St. Louis, notes from Bonnie
By pmonday on Apr 27, 2007
April 24th saw our Project Blackbox tour in St. Louis, Missouri. Now, to the casual study, St. Louis looks an awful lot like the exact geographical center of the U.S., but its not. I think, at least for me, the mis perception comes from the Mississippi River that is commonly thought to split the country into two relatively equal halves. The real center of the country is actually near a cornfield in Lebanon, Kansas!
Nonetheless, St. Louis holds the gateway to the West (aka, the Gateway Arch) and is a beautiful city!
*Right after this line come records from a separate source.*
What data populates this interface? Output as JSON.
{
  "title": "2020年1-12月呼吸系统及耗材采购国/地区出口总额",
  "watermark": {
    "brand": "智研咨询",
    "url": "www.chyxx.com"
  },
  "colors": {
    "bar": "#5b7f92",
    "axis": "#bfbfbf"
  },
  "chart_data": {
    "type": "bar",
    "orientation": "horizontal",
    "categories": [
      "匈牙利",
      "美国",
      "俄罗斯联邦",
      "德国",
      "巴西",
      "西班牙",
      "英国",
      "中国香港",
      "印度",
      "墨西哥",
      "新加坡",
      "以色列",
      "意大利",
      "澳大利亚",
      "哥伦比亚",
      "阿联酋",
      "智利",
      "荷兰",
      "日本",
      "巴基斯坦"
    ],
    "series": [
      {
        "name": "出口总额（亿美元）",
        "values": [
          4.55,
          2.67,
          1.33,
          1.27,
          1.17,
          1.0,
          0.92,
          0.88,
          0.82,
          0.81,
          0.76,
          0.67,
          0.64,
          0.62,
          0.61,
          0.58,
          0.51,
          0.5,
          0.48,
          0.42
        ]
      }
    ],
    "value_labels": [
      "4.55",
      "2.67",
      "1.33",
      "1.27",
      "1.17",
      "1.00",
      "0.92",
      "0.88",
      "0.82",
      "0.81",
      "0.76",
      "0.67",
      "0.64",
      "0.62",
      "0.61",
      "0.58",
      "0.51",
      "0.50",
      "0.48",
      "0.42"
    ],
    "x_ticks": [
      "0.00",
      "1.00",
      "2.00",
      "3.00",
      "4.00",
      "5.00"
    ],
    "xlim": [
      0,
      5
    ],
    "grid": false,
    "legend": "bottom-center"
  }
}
Bonnie Bird (previously seen in Littleton, Colorado and Broomfield, Colorado) reappeared with Mark Monroe to host the St. Louis tour stop. There were around 64 visitors to the brief stop with a couple of 3 letter companies and a local college in attendance. Here is Bonnie's report:
With the leadership of Mark Monroe, Director of Sun Labs Sustainable Computing, Sun had another successful get-together in St. Louis on Tuesday 4/24 eeking out a beautiful Sunny afternoon in lieu of predicted thunderstorms -which did hit as we were wrapping up at 5:45pm. Mark Monroe's inside view of the development of the Project Blackbox concept is fascinating for customers and again we had standing room only in Mark's mid-event briefing.
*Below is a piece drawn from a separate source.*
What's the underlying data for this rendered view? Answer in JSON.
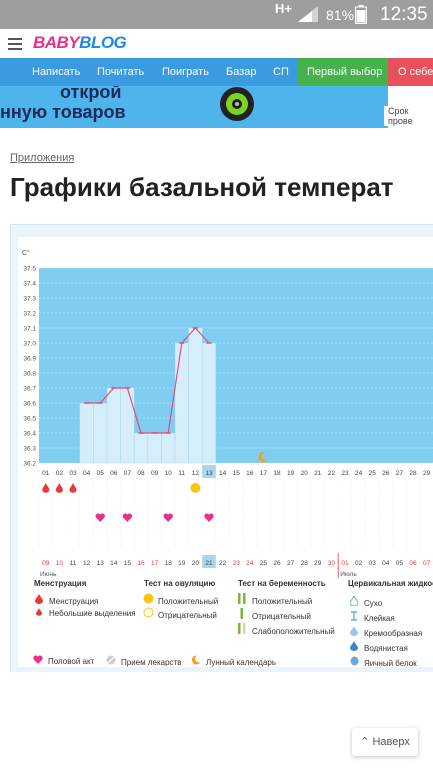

The event also served well as a grand opening for the St. Louis office which has transitioned into a new space recently. Sun employees were pleased to host customers in their new digs although there was embarrassment about the vertigo-inducing tiny-elongated-rectangle striped carpet.
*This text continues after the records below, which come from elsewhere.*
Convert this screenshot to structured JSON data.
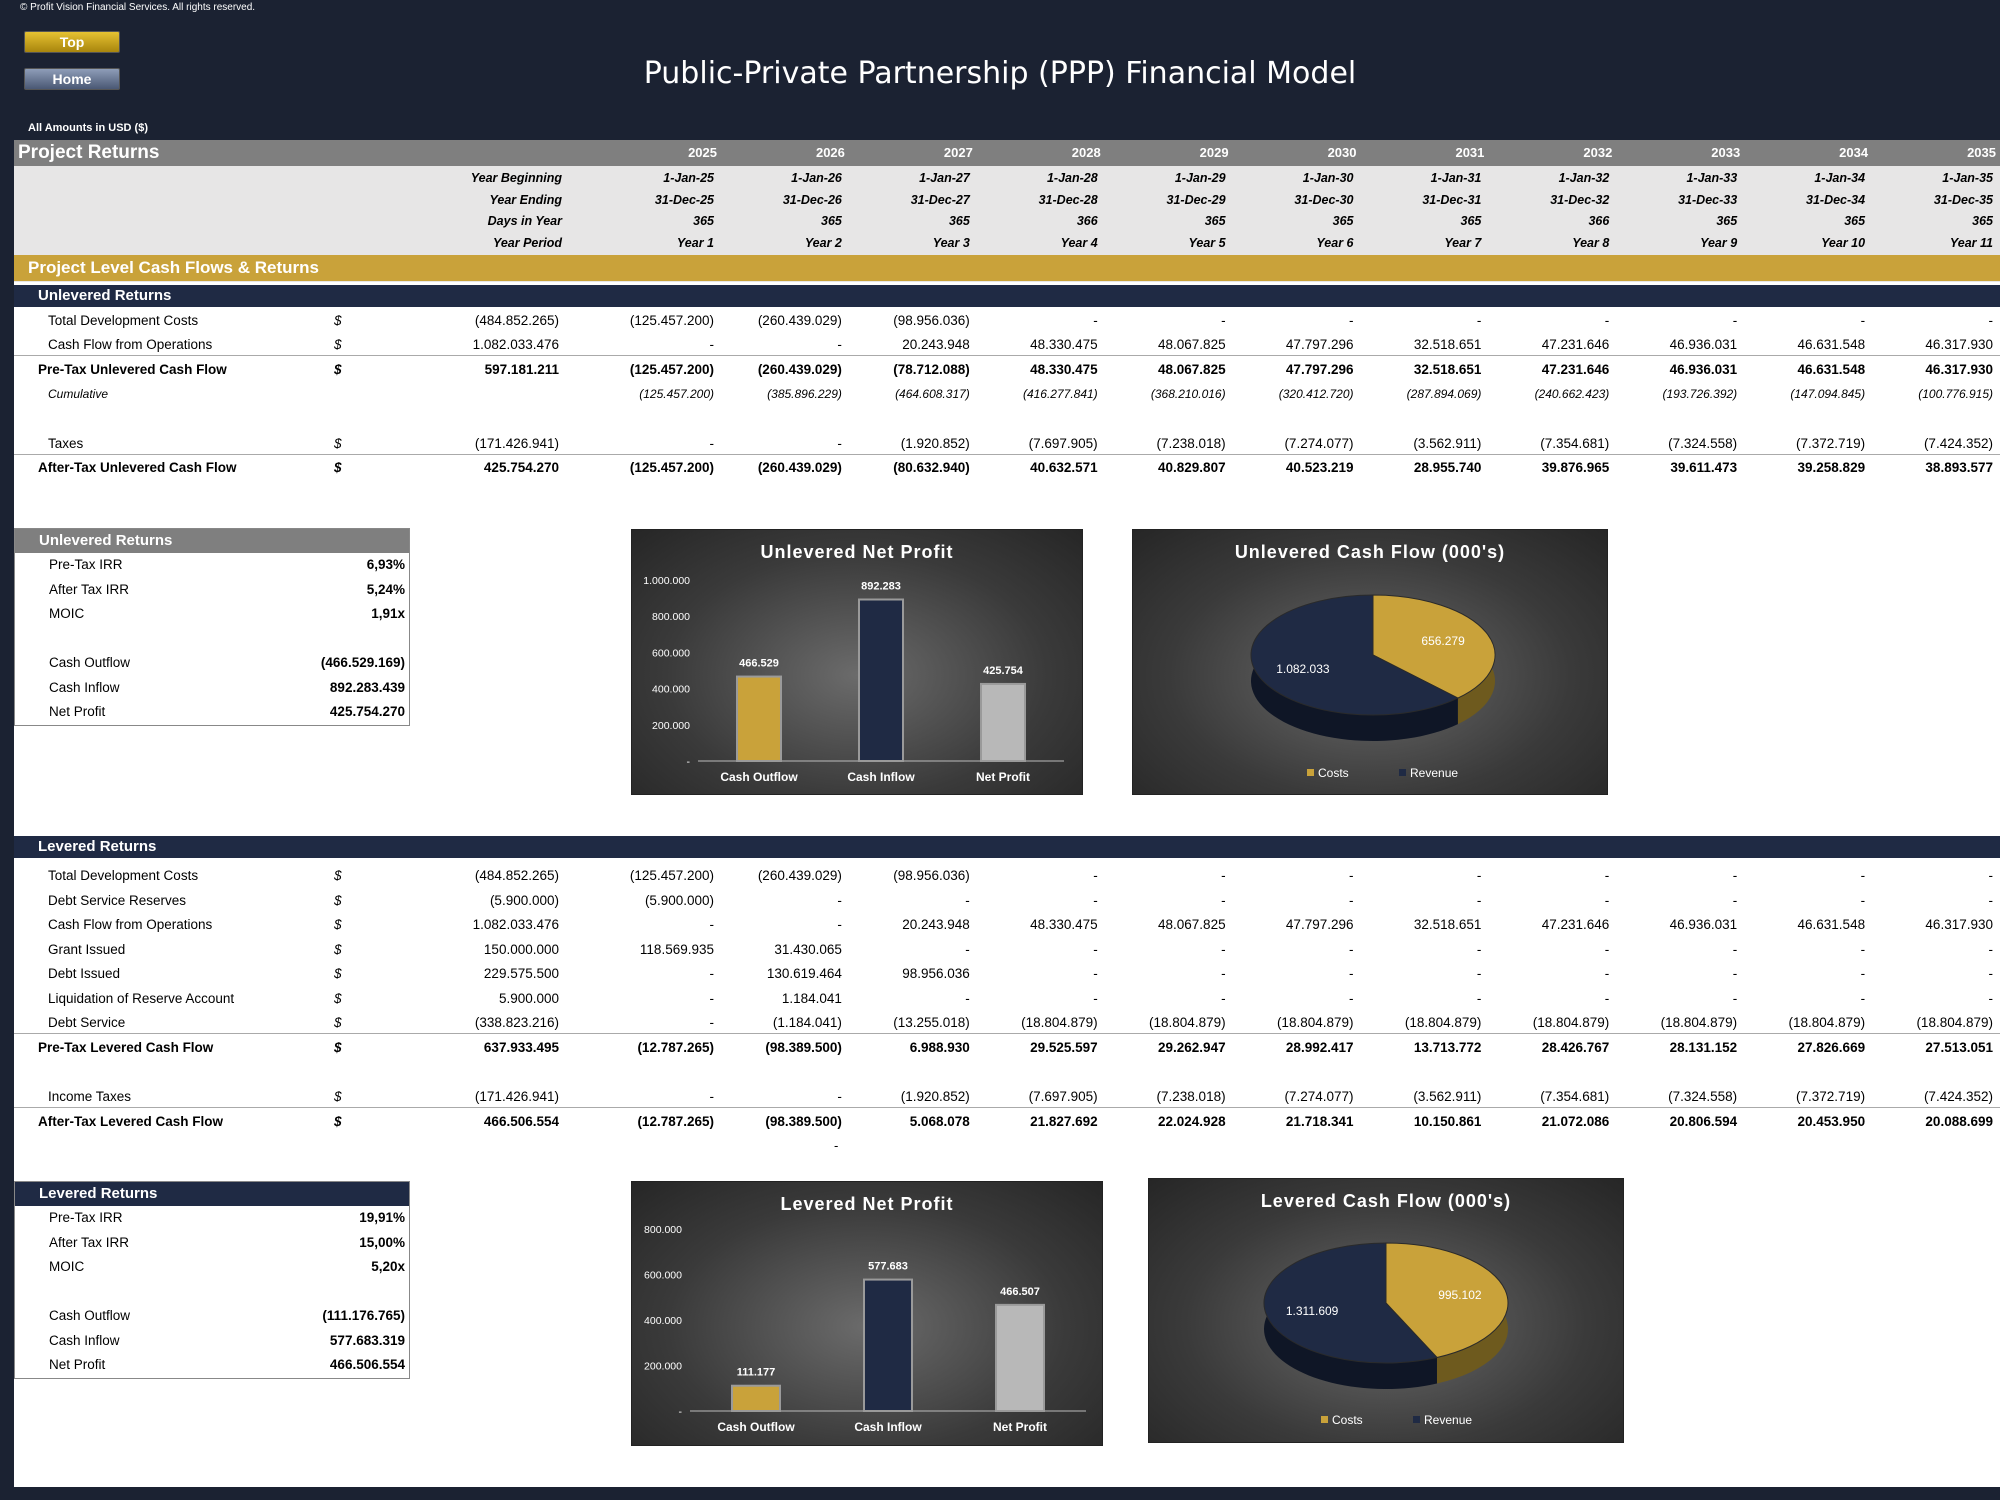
{
  "copyright": "© Profit Vision Financial Services. All rights reserved.",
  "nav": {
    "top_label": "Top",
    "home_label": "Home"
  },
  "title": "Public-Private Partnership (PPP) Financial Model",
  "amounts_note": "All Amounts in  USD ($)",
  "section_title": "Project Returns",
  "years": [
    "2025",
    "2026",
    "2027",
    "2028",
    "2029",
    "2030",
    "2031",
    "2032",
    "2033",
    "2034",
    "2035"
  ],
  "date_rows": [
    {
      "label": "Year Beginning",
      "values": [
        "1-Jan-25",
        "1-Jan-26",
        "1-Jan-27",
        "1-Jan-28",
        "1-Jan-29",
        "1-Jan-30",
        "1-Jan-31",
        "1-Jan-32",
        "1-Jan-33",
        "1-Jan-34",
        "1-Jan-35"
      ]
    },
    {
      "label": "Year Ending",
      "values": [
        "31-Dec-25",
        "31-Dec-26",
        "31-Dec-27",
        "31-Dec-28",
        "31-Dec-29",
        "31-Dec-30",
        "31-Dec-31",
        "31-Dec-32",
        "31-Dec-33",
        "31-Dec-34",
        "31-Dec-35"
      ]
    },
    {
      "label": "Days in Year",
      "values": [
        "365",
        "365",
        "365",
        "366",
        "365",
        "365",
        "365",
        "366",
        "365",
        "365",
        "365"
      ]
    },
    {
      "label": "Year Period",
      "values": [
        "Year 1",
        "Year 2",
        "Year 3",
        "Year 4",
        "Year 5",
        "Year 6",
        "Year 7",
        "Year 8",
        "Year 9",
        "Year 10",
        "Year 11"
      ]
    }
  ],
  "gold_title": "Project Level Cash Flows & Returns",
  "unlevered": {
    "title": "Unlevered Returns",
    "rows": [
      {
        "label": "Total Development Costs",
        "cur": "$",
        "total": "(484.852.265)",
        "values": [
          "(125.457.200)",
          "(260.439.029)",
          "(98.956.036)",
          "-",
          "-",
          "-",
          "-",
          "-",
          "-",
          "-",
          "-"
        ]
      },
      {
        "label": "Cash Flow from Operations",
        "cur": "$",
        "total": "1.082.033.476",
        "values": [
          "-",
          "-",
          "20.243.948",
          "48.330.475",
          "48.067.825",
          "47.797.296",
          "32.518.651",
          "47.231.646",
          "46.936.031",
          "46.631.548",
          "46.317.930"
        ]
      },
      {
        "label": "Pre-Tax Unlevered Cash Flow",
        "cur": "$",
        "total": "597.181.211",
        "values": [
          "(125.457.200)",
          "(260.439.029)",
          "(78.712.088)",
          "48.330.475",
          "48.067.825",
          "47.797.296",
          "32.518.651",
          "47.231.646",
          "46.936.031",
          "46.631.548",
          "46.317.930"
        ]
      },
      {
        "label": "Cumulative",
        "cur": "",
        "total": "",
        "values": [
          "(125.457.200)",
          "(385.896.229)",
          "(464.608.317)",
          "(416.277.841)",
          "(368.210.016)",
          "(320.412.720)",
          "(287.894.069)",
          "(240.662.423)",
          "(193.726.392)",
          "(147.094.845)",
          "(100.776.915)"
        ]
      },
      {
        "label": "Taxes",
        "cur": "$",
        "total": "(171.426.941)",
        "values": [
          "-",
          "-",
          "(1.920.852)",
          "(7.697.905)",
          "(7.238.018)",
          "(7.274.077)",
          "(3.562.911)",
          "(7.354.681)",
          "(7.324.558)",
          "(7.372.719)",
          "(7.424.352)"
        ]
      },
      {
        "label": "After-Tax Unlevered Cash Flow",
        "cur": "$",
        "total": "425.754.270",
        "values": [
          "(125.457.200)",
          "(260.439.029)",
          "(80.632.940)",
          "40.632.571",
          "40.829.807",
          "40.523.219",
          "28.955.740",
          "39.876.965",
          "39.611.473",
          "39.258.829",
          "38.893.577"
        ]
      }
    ],
    "summary": [
      {
        "label": "Pre-Tax IRR",
        "value": "6,93%"
      },
      {
        "label": "After Tax IRR",
        "value": "5,24%"
      },
      {
        "label": "MOIC",
        "value": "1,91x"
      },
      {
        "label": "Cash Outflow",
        "value": "(466.529.169)"
      },
      {
        "label": "Cash Inflow",
        "value": "892.283.439"
      },
      {
        "label": "Net Profit",
        "value": "425.754.270"
      }
    ]
  },
  "levered": {
    "title": "Levered Returns",
    "rows": [
      {
        "label": "Total Development Costs",
        "cur": "$",
        "total": "(484.852.265)",
        "values": [
          "(125.457.200)",
          "(260.439.029)",
          "(98.956.036)",
          "-",
          "-",
          "-",
          "-",
          "-",
          "-",
          "-",
          "-"
        ]
      },
      {
        "label": "Debt Service Reserves",
        "cur": "$",
        "total": "(5.900.000)",
        "values": [
          "(5.900.000)",
          "-",
          "-",
          "-",
          "-",
          "-",
          "-",
          "-",
          "-",
          "-",
          "-"
        ]
      },
      {
        "label": "Cash Flow from Operations",
        "cur": "$",
        "total": "1.082.033.476",
        "values": [
          "-",
          "-",
          "20.243.948",
          "48.330.475",
          "48.067.825",
          "47.797.296",
          "32.518.651",
          "47.231.646",
          "46.936.031",
          "46.631.548",
          "46.317.930"
        ]
      },
      {
        "label": "Grant Issued",
        "cur": "$",
        "total": "150.000.000",
        "values": [
          "118.569.935",
          "31.430.065",
          "-",
          "-",
          "-",
          "-",
          "-",
          "-",
          "-",
          "-",
          "-"
        ]
      },
      {
        "label": "Debt Issued",
        "cur": "$",
        "total": "229.575.500",
        "values": [
          "-",
          "130.619.464",
          "98.956.036",
          "-",
          "-",
          "-",
          "-",
          "-",
          "-",
          "-",
          "-"
        ]
      },
      {
        "label": "Liquidation of Reserve Account",
        "cur": "$",
        "total": "5.900.000",
        "values": [
          "-",
          "1.184.041",
          "-",
          "-",
          "-",
          "-",
          "-",
          "-",
          "-",
          "-",
          "-"
        ]
      },
      {
        "label": "Debt Service",
        "cur": "$",
        "total": "(338.823.216)",
        "values": [
          "-",
          "(1.184.041)",
          "(13.255.018)",
          "(18.804.879)",
          "(18.804.879)",
          "(18.804.879)",
          "(18.804.879)",
          "(18.804.879)",
          "(18.804.879)",
          "(18.804.879)",
          "(18.804.879)"
        ]
      },
      {
        "label": "Pre-Tax Levered Cash Flow",
        "cur": "$",
        "total": "637.933.495",
        "values": [
          "(12.787.265)",
          "(98.389.500)",
          "6.988.930",
          "29.525.597",
          "29.262.947",
          "28.992.417",
          "13.713.772",
          "28.426.767",
          "28.131.152",
          "27.826.669",
          "27.513.051"
        ]
      },
      {
        "label": "Income Taxes",
        "cur": "$",
        "total": "(171.426.941)",
        "values": [
          "-",
          "-",
          "(1.920.852)",
          "(7.697.905)",
          "(7.238.018)",
          "(7.274.077)",
          "(3.562.911)",
          "(7.354.681)",
          "(7.324.558)",
          "(7.372.719)",
          "(7.424.352)"
        ]
      },
      {
        "label": "After-Tax Levered Cash Flow",
        "cur": "$",
        "total": "466.506.554",
        "values": [
          "(12.787.265)",
          "(98.389.500)",
          "5.068.078",
          "21.827.692",
          "22.024.928",
          "21.718.341",
          "10.150.861",
          "21.072.086",
          "20.806.594",
          "20.453.950",
          "20.088.699"
        ]
      }
    ],
    "stray_dash": "-",
    "summary": [
      {
        "label": "Pre-Tax IRR",
        "value": "19,91%"
      },
      {
        "label": "After Tax IRR",
        "value": "15,00%"
      },
      {
        "label": "MOIC",
        "value": "5,20x"
      },
      {
        "label": "Cash Outflow",
        "value": "(111.176.765)"
      },
      {
        "label": "Cash Inflow",
        "value": "577.683.319"
      },
      {
        "label": "Net Profit",
        "value": "466.506.554"
      }
    ]
  },
  "colors": {
    "gold": "#c9a23a",
    "navy": "#1f2a44",
    "silver": "#b8b8b8",
    "dark": "#1b2232"
  },
  "chart_data": [
    {
      "type": "bar",
      "title": "Unlevered Net Profit",
      "categories": [
        "Cash Outflow",
        "Cash Inflow",
        "Net Profit"
      ],
      "values": [
        466.529,
        892.283,
        425.754
      ],
      "data_labels": [
        "466.529",
        "892.283",
        "425.754"
      ],
      "yticks": [
        "1.000.000",
        "800.000",
        "600.000",
        "400.000",
        "200.000",
        "-"
      ],
      "ylim": [
        0,
        1000
      ]
    },
    {
      "type": "pie",
      "title": "Unlevered Cash Flow (000's)",
      "labels": [
        "Costs",
        "Revenue"
      ],
      "values": [
        656.279,
        1082.033
      ],
      "data_labels": [
        "656.279",
        "1.082.033"
      ],
      "legend": "bottom"
    },
    {
      "type": "bar",
      "title": "Levered Net Profit",
      "categories": [
        "Cash Outflow",
        "Cash Inflow",
        "Net Profit"
      ],
      "values": [
        111.177,
        577.683,
        466.507
      ],
      "data_labels": [
        "111.177",
        "577.683",
        "466.507"
      ],
      "yticks": [
        "800.000",
        "600.000",
        "400.000",
        "200.000",
        "-"
      ],
      "ylim": [
        0,
        800
      ]
    },
    {
      "type": "pie",
      "title": "Levered Cash Flow (000's)",
      "labels": [
        "Costs",
        "Revenue"
      ],
      "values": [
        995.102,
        1311.609
      ],
      "data_labels": [
        "995.102",
        "1.311.609"
      ],
      "legend": "bottom"
    }
  ]
}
Customers touring Project Blackbox are thrilled with the innovations throughout the compact data center tour including something as simple as a small intelligently designed jack/trolley that operates vertically and horizontally and allows easy access to servers - they want one for the their garage. An engineer from internet access, hosting, and network services provider Savvis said "would like to see components applied to a standard datacenter" which is really illustrates how Sun's innovative approach can extend much further than isolated projects.